Вечером, когда я, засыпая над книгой, прочитывал какие-то бессмысленные высказывания Энгельса о литературе, в дверь мою кто-то тихо постучал. Подонок боксер так и не появлялся (и скажу вперед, надо сказать, он так и не появился, пока я не съехал, уехав отсюда). Я, не представляя, кто это может быть, да еще накануне экзамена, пошел открывать.
– Мой милый, я так соскучилась. – Она на шее у меня. – Истосковалась вся.
– Так разве можно, Наташ…
– Но я же делом занималась, и я не люблю показываться, пока все не сделаю. К тому же я не хотела тебе мешать, поэтому и не звонила.
– И как – дела? – замерев почему-то, спрашиваю я.
– Сдала диплом, написала, и два госэкзамена, последний – через три дня.
– И…
– И все на «отлично».
– Умничка ты моя. – Я целую ее глаза.
– Как ты, ты хоть вспоминал про меня, три недели тебя не видела, чуть с ума не сошла?
– Не-а, – говорю, – я тебя не вспоминал. – И уточняю: – Каждый день.
– Ты даже ни разу не подумал обо мне, о моих губах?
– Нет, – говорю, – каждый день только об этом и не думал. Старался! Она улыбается.
– Зачем мне о тебе думать, ты плохая девочка.
– Можно я останусь? – замирает она.
– Нет, – говорю я, и она, отмирая, остается.
Как прекрасно ее тело, как оно волнует и уводит меня в какие-то потаенные дали. Я исторгаюсь весь. Как божественно отдается она. Не верится, что она – моя.
Что там Энгельс говорил о литературе, кстати? Наутро вспоминаю я – и не могу вспомнить, да и разве это важно, если она лежит у меня и спит, впервые, когда просыпаюсь я, и я счастлив. (Мне не надо ведь много для счастья. Мир – мне не надо тебя, пусть будет она. Лишь она. Это же не так много для тебя, мир, – одна частица, отдай ее – это так много для меня.) Счастлив своей никогда не сентиментальничающей рукой сентиментально и нежно укрыть простынью ее голое тело, уставшее от терзаний тела моего. Радуясь, что она этого не видит. Я выхожу негромко из дома.
Впервые я не успеваю и не захожу на экзамен первый. Едва я появляюсь, все сразу смотрят на меня.

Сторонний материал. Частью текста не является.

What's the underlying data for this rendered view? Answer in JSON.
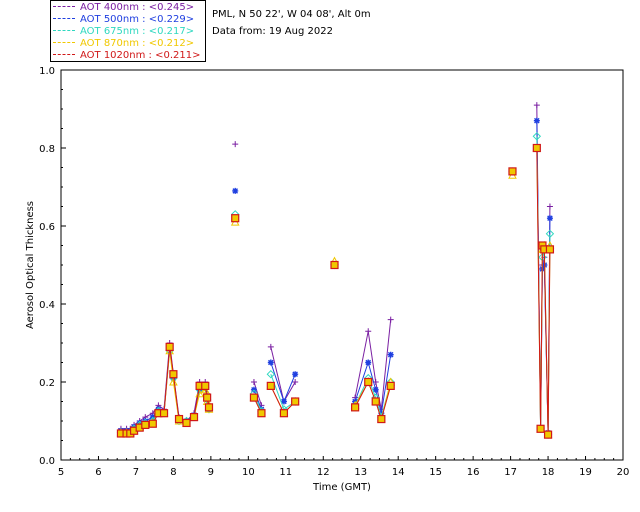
{
  "header": {
    "site_line": "PML, N 50 22', W 04 08', Alt 0m",
    "date_line": "Data from: 19 Aug 2022"
  },
  "chart_data": {
    "type": "line",
    "title": "",
    "xlabel": "Time (GMT)",
    "ylabel": "Aerosol Optical Thickness",
    "xlim": [
      5,
      20
    ],
    "ylim": [
      0.0,
      1.0
    ],
    "xticks": [
      "5",
      "6",
      "7",
      "8",
      "9",
      "10",
      "11",
      "12",
      "13",
      "14",
      "15",
      "16",
      "17",
      "18",
      "19",
      "20"
    ],
    "yticks": [
      "0.0",
      "0.2",
      "0.4",
      "0.6",
      "0.8",
      "1.0"
    ],
    "grid": false,
    "legend_position": "top-left",
    "series": [
      {
        "name": "AOT  400nm : <0.245>",
        "color": "#7a1fa2",
        "marker": "plus",
        "points": [
          [
            6.6,
            0.08
          ],
          [
            6.75,
            0.08
          ],
          [
            6.85,
            0.08
          ],
          [
            6.95,
            0.09
          ],
          [
            7.1,
            0.1
          ],
          [
            7.25,
            0.11
          ],
          [
            7.45,
            0.12
          ],
          [
            7.6,
            0.14
          ],
          [
            7.75,
            0.13
          ],
          [
            7.9,
            0.3
          ],
          [
            8.0,
            0.22
          ],
          [
            8.15,
            0.11
          ],
          [
            8.35,
            0.1
          ],
          [
            8.55,
            0.12
          ],
          [
            8.7,
            0.2
          ],
          [
            8.85,
            0.2
          ],
          [
            8.9,
            0.17
          ],
          [
            8.95,
            0.14
          ],
          null,
          [
            9.65,
            0.81
          ],
          null,
          [
            10.15,
            0.2
          ],
          [
            10.35,
            0.14
          ],
          null,
          [
            10.6,
            0.29
          ],
          [
            10.95,
            0.15
          ],
          [
            11.25,
            0.2
          ],
          null,
          [
            12.3,
            0.5
          ],
          null,
          [
            12.85,
            0.16
          ],
          [
            13.2,
            0.33
          ],
          [
            13.4,
            0.2
          ],
          [
            13.55,
            0.13
          ],
          [
            13.8,
            0.36
          ],
          null,
          [
            17.05,
            0.74
          ],
          null,
          [
            17.7,
            0.91
          ],
          [
            17.8,
            0.08
          ],
          [
            17.85,
            0.5
          ],
          [
            17.9,
            0.52
          ],
          [
            18.0,
            0.07
          ],
          [
            18.05,
            0.65
          ]
        ]
      },
      {
        "name": "AOT  500nm : <0.229>",
        "color": "#1f3fe0",
        "marker": "asterisk",
        "points": [
          [
            6.6,
            0.075
          ],
          [
            6.75,
            0.075
          ],
          [
            6.85,
            0.075
          ],
          [
            6.95,
            0.085
          ],
          [
            7.1,
            0.095
          ],
          [
            7.25,
            0.1
          ],
          [
            7.45,
            0.11
          ],
          [
            7.6,
            0.13
          ],
          [
            7.75,
            0.12
          ],
          [
            7.9,
            0.29
          ],
          [
            8.0,
            0.21
          ],
          [
            8.15,
            0.105
          ],
          [
            8.35,
            0.1
          ],
          [
            8.55,
            0.115
          ],
          [
            8.7,
            0.18
          ],
          [
            8.85,
            0.19
          ],
          [
            8.9,
            0.16
          ],
          [
            8.95,
            0.13
          ],
          null,
          [
            9.65,
            0.69
          ],
          null,
          [
            10.15,
            0.18
          ],
          [
            10.35,
            0.13
          ],
          null,
          [
            10.6,
            0.25
          ],
          [
            10.95,
            0.15
          ],
          [
            11.25,
            0.22
          ],
          null,
          [
            12.3,
            0.5
          ],
          null,
          [
            12.85,
            0.15
          ],
          [
            13.2,
            0.25
          ],
          [
            13.4,
            0.18
          ],
          [
            13.55,
            0.12
          ],
          [
            13.8,
            0.27
          ],
          null,
          [
            17.05,
            0.74
          ],
          null,
          [
            17.7,
            0.87
          ],
          [
            17.8,
            0.08
          ],
          [
            17.85,
            0.49
          ],
          [
            17.9,
            0.5
          ],
          [
            18.0,
            0.07
          ],
          [
            18.05,
            0.62
          ]
        ]
      },
      {
        "name": "AOT  675nm : <0.217>",
        "color": "#2fd8c0",
        "marker": "diamond",
        "points": [
          [
            6.6,
            0.07
          ],
          [
            6.75,
            0.07
          ],
          [
            6.85,
            0.07
          ],
          [
            6.95,
            0.08
          ],
          [
            7.1,
            0.09
          ],
          [
            7.25,
            0.095
          ],
          [
            7.45,
            0.1
          ],
          [
            7.6,
            0.125
          ],
          [
            7.75,
            0.12
          ],
          [
            7.9,
            0.28
          ],
          [
            8.0,
            0.21
          ],
          [
            8.15,
            0.1
          ],
          [
            8.35,
            0.1
          ],
          [
            8.55,
            0.11
          ],
          [
            8.7,
            0.18
          ],
          [
            8.85,
            0.185
          ],
          [
            8.9,
            0.155
          ],
          [
            8.95,
            0.13
          ],
          null,
          [
            9.65,
            0.63
          ],
          null,
          [
            10.15,
            0.17
          ],
          [
            10.35,
            0.125
          ],
          null,
          [
            10.6,
            0.22
          ],
          [
            10.95,
            0.13
          ],
          [
            11.25,
            0.15
          ],
          null,
          [
            12.3,
            0.5
          ],
          null,
          [
            12.85,
            0.14
          ],
          [
            13.2,
            0.21
          ],
          [
            13.4,
            0.16
          ],
          [
            13.55,
            0.11
          ],
          [
            13.8,
            0.2
          ],
          null,
          [
            17.05,
            0.74
          ],
          null,
          [
            17.7,
            0.83
          ],
          [
            17.8,
            0.08
          ],
          [
            17.85,
            0.52
          ],
          [
            17.9,
            0.54
          ],
          [
            18.0,
            0.065
          ],
          [
            18.05,
            0.58
          ]
        ]
      },
      {
        "name": "AOT  870nm : <0.212>",
        "color": "#f0c800",
        "marker": "triangle",
        "points": [
          [
            6.6,
            0.07
          ],
          [
            6.75,
            0.07
          ],
          [
            6.85,
            0.07
          ],
          [
            6.95,
            0.075
          ],
          [
            7.1,
            0.085
          ],
          [
            7.25,
            0.09
          ],
          [
            7.45,
            0.095
          ],
          [
            7.6,
            0.12
          ],
          [
            7.75,
            0.12
          ],
          [
            7.9,
            0.28
          ],
          [
            8.0,
            0.2
          ],
          [
            8.15,
            0.1
          ],
          [
            8.35,
            0.095
          ],
          [
            8.55,
            0.11
          ],
          [
            8.7,
            0.17
          ],
          [
            8.85,
            0.18
          ],
          [
            8.9,
            0.15
          ],
          [
            8.95,
            0.13
          ],
          null,
          [
            9.65,
            0.61
          ],
          null,
          [
            10.15,
            0.16
          ],
          [
            10.35,
            0.12
          ],
          null,
          [
            10.6,
            0.19
          ],
          [
            10.95,
            0.12
          ],
          [
            11.25,
            0.15
          ],
          null,
          [
            12.3,
            0.51
          ],
          null,
          [
            12.85,
            0.14
          ],
          [
            13.2,
            0.2
          ],
          [
            13.4,
            0.15
          ],
          [
            13.55,
            0.105
          ],
          [
            13.8,
            0.2
          ],
          null,
          [
            17.05,
            0.73
          ],
          null,
          [
            17.7,
            0.8
          ],
          [
            17.8,
            0.08
          ],
          [
            17.85,
            0.54
          ],
          [
            17.9,
            0.55
          ],
          [
            18.0,
            0.065
          ],
          [
            18.05,
            0.55
          ]
        ]
      },
      {
        "name": "AOT 1020nm : <0.211>",
        "color": "#d01818",
        "marker": "square",
        "points": [
          [
            6.6,
            0.068
          ],
          [
            6.75,
            0.068
          ],
          [
            6.85,
            0.068
          ],
          [
            6.95,
            0.075
          ],
          [
            7.1,
            0.083
          ],
          [
            7.25,
            0.09
          ],
          [
            7.45,
            0.093
          ],
          [
            7.6,
            0.12
          ],
          [
            7.75,
            0.12
          ],
          [
            7.9,
            0.29
          ],
          [
            8.0,
            0.22
          ],
          [
            8.15,
            0.105
          ],
          [
            8.35,
            0.095
          ],
          [
            8.55,
            0.11
          ],
          [
            8.7,
            0.19
          ],
          [
            8.85,
            0.19
          ],
          [
            8.9,
            0.16
          ],
          [
            8.95,
            0.135
          ],
          null,
          [
            9.65,
            0.62
          ],
          null,
          [
            10.15,
            0.16
          ],
          [
            10.35,
            0.12
          ],
          null,
          [
            10.6,
            0.19
          ],
          [
            10.95,
            0.12
          ],
          [
            11.25,
            0.15
          ],
          null,
          [
            12.3,
            0.5
          ],
          null,
          [
            12.85,
            0.135
          ],
          [
            13.2,
            0.2
          ],
          [
            13.4,
            0.15
          ],
          [
            13.55,
            0.105
          ],
          [
            13.8,
            0.19
          ],
          null,
          [
            17.05,
            0.74
          ],
          null,
          [
            17.7,
            0.8
          ],
          [
            17.8,
            0.08
          ],
          [
            17.85,
            0.55
          ],
          [
            17.9,
            0.54
          ],
          [
            18.0,
            0.065
          ],
          [
            18.05,
            0.54
          ]
        ]
      }
    ]
  }
}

– Расступитесь все, "Панин пришел сдавать экзамен, – говорит Ирка, – сейчас мы будем потрясены глубиной его знаний и полнотой ответа.
Она хоть и шутит, но нервно улыбается. Улыбка ее нервна, а это не к добру.
– Саша, ты все прочитал? – спрашивают меня девочки.
Я их утешаю:
– Да что вы, девоньки, разве это возможно.
– Чокнутый объем, – говорит маленькая Сашенька громко.
– Как же мы будем сдавать, если Санька и то не все прочитал, – говорит Светочка. Рассуждающе.
– Ну «не все», большинство читал когда-то. – А я и половины не прочла, – говорит Светка, делая красивые глаза.
– А тебе зачем, Светочка?..
Она двусмысленно улыбается: мы понимаем друг друга, как курок стрелка.
Но я не могу обойти свою постоянную бывшую боевую подругу и обращаюсь к ней.
– Ир, какой расклад? – спрашиваю я.
– Не спрашивай, Саш, кошмарный: зашли пока все отличницы, первая пятерка, трясутся ужасно. Меня всю ночь истерика колотила.
– А чего ты не пошла, не идешь сдавать, все равно никуда не денешься?
– Да ты что, я успокоиться не могу, еще три часа надо, последней пойду, когда она устанет, может, проскочить удастся.
– Ты что, пять баллов хочешь?
– Ты с ума сошел, я на поганую тройку согласна! Лишь бы сдать. – Но это она всегда так прикидывается.
– Ты же читала много, на семинаре у нее была, успокойся.